Scientific research and technology have been key tools in the struggle for environmental and social justice. Research and data interpreted by environmental justice activists have provided much of the evidence community advocates use to bolster claims of disproportionate environmental impacts on poor communities of color. Yet the EJ Movement has not fully embraced science.
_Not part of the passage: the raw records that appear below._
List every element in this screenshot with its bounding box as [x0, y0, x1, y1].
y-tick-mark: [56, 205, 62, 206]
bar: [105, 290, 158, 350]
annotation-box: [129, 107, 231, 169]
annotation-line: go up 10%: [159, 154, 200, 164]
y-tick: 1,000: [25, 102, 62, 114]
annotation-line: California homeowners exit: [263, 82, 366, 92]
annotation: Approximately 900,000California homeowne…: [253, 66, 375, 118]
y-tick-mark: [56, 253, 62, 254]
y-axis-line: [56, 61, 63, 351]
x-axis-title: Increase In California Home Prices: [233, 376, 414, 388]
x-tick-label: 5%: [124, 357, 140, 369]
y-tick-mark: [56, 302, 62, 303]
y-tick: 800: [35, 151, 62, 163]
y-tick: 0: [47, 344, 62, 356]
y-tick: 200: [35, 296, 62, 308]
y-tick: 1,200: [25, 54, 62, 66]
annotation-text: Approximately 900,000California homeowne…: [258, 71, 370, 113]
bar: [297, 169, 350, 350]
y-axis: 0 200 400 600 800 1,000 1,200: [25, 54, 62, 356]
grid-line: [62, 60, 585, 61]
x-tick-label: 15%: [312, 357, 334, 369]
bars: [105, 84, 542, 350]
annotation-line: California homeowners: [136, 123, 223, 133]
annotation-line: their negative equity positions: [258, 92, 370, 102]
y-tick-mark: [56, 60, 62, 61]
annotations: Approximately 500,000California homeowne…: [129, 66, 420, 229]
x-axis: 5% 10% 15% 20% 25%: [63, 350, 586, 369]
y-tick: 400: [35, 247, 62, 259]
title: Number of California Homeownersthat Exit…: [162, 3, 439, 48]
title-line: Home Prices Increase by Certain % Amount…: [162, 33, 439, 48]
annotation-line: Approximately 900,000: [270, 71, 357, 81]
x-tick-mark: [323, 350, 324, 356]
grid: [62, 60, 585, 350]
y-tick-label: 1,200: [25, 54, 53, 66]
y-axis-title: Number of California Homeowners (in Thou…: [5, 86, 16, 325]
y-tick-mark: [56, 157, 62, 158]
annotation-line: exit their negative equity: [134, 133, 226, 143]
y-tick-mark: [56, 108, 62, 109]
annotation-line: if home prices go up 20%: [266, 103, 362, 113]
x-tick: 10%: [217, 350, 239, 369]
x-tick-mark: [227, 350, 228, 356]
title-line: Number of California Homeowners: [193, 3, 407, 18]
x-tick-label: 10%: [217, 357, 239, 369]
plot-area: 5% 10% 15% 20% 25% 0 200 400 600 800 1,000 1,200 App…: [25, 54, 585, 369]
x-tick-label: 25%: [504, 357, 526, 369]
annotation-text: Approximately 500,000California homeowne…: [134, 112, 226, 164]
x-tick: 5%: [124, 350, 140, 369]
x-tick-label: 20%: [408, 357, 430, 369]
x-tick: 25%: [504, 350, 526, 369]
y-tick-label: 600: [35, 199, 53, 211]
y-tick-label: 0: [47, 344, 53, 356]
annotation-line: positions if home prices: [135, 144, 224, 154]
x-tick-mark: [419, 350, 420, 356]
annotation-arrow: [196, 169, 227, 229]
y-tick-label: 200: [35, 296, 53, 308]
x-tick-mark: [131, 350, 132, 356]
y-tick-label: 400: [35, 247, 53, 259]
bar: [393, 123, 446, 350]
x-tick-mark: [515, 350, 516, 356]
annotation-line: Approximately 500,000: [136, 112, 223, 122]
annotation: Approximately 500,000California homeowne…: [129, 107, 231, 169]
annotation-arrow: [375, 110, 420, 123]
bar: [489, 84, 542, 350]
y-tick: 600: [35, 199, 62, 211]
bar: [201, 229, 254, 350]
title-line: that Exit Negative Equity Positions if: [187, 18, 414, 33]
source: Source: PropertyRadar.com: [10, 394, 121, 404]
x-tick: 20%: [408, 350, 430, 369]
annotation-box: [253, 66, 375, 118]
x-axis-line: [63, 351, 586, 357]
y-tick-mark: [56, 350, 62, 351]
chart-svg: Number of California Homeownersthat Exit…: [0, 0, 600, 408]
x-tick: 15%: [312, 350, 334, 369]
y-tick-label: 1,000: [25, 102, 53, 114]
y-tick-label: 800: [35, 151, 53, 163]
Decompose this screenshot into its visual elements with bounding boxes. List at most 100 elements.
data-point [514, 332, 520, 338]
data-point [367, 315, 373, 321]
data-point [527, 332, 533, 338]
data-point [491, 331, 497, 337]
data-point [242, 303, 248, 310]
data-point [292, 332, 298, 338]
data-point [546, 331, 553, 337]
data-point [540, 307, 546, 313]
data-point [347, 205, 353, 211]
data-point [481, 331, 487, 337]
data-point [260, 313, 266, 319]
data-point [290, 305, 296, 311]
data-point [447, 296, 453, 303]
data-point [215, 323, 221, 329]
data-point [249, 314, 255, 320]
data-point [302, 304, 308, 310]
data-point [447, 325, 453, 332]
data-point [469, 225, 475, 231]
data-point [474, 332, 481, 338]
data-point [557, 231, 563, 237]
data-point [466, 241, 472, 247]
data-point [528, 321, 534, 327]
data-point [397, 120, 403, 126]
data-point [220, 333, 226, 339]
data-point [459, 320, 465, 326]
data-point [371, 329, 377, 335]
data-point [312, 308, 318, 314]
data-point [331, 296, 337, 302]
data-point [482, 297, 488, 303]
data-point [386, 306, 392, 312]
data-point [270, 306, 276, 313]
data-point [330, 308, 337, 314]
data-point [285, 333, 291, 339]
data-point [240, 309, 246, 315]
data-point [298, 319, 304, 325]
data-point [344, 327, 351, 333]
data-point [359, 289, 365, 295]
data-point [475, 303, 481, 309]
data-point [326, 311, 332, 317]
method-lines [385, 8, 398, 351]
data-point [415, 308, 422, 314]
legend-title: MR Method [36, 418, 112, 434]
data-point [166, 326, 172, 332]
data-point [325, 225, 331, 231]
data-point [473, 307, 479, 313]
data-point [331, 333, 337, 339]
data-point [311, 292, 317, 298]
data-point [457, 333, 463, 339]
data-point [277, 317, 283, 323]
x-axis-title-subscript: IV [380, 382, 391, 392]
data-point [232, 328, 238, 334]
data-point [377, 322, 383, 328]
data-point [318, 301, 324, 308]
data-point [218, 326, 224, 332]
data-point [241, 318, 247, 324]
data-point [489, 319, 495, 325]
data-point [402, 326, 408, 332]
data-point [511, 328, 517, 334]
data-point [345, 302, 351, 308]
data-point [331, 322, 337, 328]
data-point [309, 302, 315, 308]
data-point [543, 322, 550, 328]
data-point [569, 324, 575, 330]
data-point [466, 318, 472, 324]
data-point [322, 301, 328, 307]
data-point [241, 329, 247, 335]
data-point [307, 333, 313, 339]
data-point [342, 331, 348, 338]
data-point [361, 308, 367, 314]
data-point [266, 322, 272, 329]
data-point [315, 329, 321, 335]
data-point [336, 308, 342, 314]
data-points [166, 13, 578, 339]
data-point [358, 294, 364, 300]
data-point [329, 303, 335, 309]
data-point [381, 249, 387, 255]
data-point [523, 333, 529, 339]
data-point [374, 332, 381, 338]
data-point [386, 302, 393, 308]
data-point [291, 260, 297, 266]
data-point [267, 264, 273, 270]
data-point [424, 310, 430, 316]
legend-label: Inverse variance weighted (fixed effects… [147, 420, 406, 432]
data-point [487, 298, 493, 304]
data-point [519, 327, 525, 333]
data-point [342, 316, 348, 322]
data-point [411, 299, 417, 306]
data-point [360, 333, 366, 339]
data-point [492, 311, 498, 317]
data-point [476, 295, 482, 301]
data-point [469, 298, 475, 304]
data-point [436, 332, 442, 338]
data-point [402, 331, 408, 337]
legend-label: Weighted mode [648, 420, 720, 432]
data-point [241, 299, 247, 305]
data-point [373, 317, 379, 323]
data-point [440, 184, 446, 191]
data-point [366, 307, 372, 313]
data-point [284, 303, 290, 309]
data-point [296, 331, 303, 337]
While environmental health has been an important focus for poor communities, EJ groups haven’t typically been involved in the research because environmental health advocates and scientists tend to focus primarily on health outcomes and environmental inputs, and academic disciplines like toxicology, without an analysis of such factors as race and class. This problem leaves EJ activists torn between their need for science and their disappointment in it because it often comes from a perspective that discounts their experiences. 

About This Issue

 

About this IssueWe’re excited to present the Winter 2004 issue of RPE, a joint project of Urban Habitat and WE ACT for Environmental Justice. As Urban Habitat was brainstorming the topic of science’s role in the EJ Movement, WE ACT had recently finished guest editing the April 2002 issue of Environmental Health Perspectives, a scientific journal that featured 24 articles about community-based research in communities of color. This joint RPE issue enables us to bring some of that research, as well as new ideas and case studies regarding the place of science and research in the EJ Movement to a broader audience of individuals and organizations working for social and environmental justice. 
 

The issue is designed to tackle some key questions: What are the legacy and limitations of science, research, technology and public health methodologies that underpin environmental policies? And how has dependence on existing paradigms of science perpetuated environmental racism? In the first section of the issue, three knowledgeable leaders address the role science has played in the EJ Movement. Azibuike Akaba of the Neighborhood Environmental Indicators Project in Oakland presents the big picture, while Karen Pierce of Bayview Hunters Point Community Advocates (in San Francisco) and Shawna Larson of Alaska Coalition Against Toxics offer their local perspectives.